Понять, как и почему исчез Курт, здесь, на первом этаже, однако не удавалось: в прихожей не оказалось вообще никаких следов срочного отъезда – вроде забытых на случайных местах вещей, а в кухне не было даже кружки с недопитым кофе, которая была – всегда, поскольку Курт, как и сама Кит, постоянно носил с собой кружку, периодически делая глоток-другой и в конце концов забывая свой кофе на подлокотнике, например, кресла. Вся посуда на кухне оказалась вымытой, посудомоечная машина – разгруженной… казалось, Курт, расправившись с повседневными обязанностями, просто вышел ненадолго – например, пройтись перед сном, что ему, вообще говоря, было совсем не свойственно.
Кит нажала на правую кнопку автоответчика и услышала:
– Курт, это Кит.

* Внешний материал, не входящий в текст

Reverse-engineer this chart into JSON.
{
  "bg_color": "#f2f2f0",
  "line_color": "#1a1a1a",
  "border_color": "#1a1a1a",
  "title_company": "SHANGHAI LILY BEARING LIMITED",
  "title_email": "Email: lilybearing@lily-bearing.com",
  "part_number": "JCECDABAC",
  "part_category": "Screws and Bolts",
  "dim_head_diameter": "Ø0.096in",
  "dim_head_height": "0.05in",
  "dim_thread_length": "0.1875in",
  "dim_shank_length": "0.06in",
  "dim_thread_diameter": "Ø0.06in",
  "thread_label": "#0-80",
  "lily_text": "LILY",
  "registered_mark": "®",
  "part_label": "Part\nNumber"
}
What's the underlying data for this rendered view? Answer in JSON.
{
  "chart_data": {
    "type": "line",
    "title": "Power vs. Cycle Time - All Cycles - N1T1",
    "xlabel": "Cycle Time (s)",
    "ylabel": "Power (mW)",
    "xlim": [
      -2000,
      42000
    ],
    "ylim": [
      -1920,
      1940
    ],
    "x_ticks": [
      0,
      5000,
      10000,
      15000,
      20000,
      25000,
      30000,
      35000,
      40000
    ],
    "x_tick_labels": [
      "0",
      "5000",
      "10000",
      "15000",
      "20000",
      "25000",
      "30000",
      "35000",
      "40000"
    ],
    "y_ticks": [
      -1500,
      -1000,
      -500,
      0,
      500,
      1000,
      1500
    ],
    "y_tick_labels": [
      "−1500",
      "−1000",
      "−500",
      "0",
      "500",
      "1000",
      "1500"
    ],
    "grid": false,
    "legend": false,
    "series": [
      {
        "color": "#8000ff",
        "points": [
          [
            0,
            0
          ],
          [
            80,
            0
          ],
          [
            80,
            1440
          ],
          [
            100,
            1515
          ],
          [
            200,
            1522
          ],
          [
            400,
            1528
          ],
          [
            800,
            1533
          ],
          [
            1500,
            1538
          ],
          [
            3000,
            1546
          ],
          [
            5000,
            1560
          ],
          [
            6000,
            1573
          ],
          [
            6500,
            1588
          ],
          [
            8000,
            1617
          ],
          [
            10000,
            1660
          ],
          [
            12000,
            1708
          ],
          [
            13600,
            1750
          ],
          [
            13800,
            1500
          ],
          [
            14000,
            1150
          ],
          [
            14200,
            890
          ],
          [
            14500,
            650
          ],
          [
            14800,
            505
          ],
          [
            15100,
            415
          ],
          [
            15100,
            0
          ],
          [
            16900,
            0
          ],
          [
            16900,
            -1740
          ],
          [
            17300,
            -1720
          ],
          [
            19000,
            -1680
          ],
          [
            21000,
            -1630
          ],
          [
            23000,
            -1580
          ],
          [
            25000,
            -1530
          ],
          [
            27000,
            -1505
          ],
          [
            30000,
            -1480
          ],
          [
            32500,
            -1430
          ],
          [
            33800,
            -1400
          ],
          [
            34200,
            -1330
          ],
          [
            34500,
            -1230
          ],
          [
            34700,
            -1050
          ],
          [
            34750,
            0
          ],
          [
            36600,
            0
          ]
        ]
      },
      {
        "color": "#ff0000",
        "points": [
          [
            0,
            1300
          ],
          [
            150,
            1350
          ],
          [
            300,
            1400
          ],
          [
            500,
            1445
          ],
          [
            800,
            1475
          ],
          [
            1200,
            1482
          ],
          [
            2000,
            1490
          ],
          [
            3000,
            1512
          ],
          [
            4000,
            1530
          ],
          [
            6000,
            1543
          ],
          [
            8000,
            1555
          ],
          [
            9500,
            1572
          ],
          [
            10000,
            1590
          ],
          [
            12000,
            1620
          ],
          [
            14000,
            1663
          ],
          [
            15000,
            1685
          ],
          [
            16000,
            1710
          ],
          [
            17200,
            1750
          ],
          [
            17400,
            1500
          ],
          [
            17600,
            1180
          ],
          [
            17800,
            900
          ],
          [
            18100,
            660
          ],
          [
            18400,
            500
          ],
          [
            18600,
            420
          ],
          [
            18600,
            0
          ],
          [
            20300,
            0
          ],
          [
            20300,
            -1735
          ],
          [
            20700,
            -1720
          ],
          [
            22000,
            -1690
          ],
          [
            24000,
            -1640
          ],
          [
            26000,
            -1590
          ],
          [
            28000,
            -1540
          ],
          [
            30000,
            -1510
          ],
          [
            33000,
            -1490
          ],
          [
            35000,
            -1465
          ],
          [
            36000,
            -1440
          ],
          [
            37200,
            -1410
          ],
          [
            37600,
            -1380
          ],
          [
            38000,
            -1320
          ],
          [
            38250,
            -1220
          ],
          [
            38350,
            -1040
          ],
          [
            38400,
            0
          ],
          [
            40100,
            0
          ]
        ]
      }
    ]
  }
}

Я знаю, что ты не находишься в Ютландии, хватит валять дурака. Мне нужно задать тебе один вопрос…
Это сообщение оказалось единственным.
Кит стерла его: не было, стало быть, сообщения, дорогой Курт, нечего мне, как сказано, нарываться… Не было сообщения – и вопроса не было. А если и был вопрос, то ответ на него Кит знала – ответ Курта знала (Курт ведь всерьез никогда ее не принимал, что ему и этот вопрос?):
– Ах, Кит, довольно мне голову морочить: у меня уже один такой… морочильщик на первом этаже – под боком! – живет.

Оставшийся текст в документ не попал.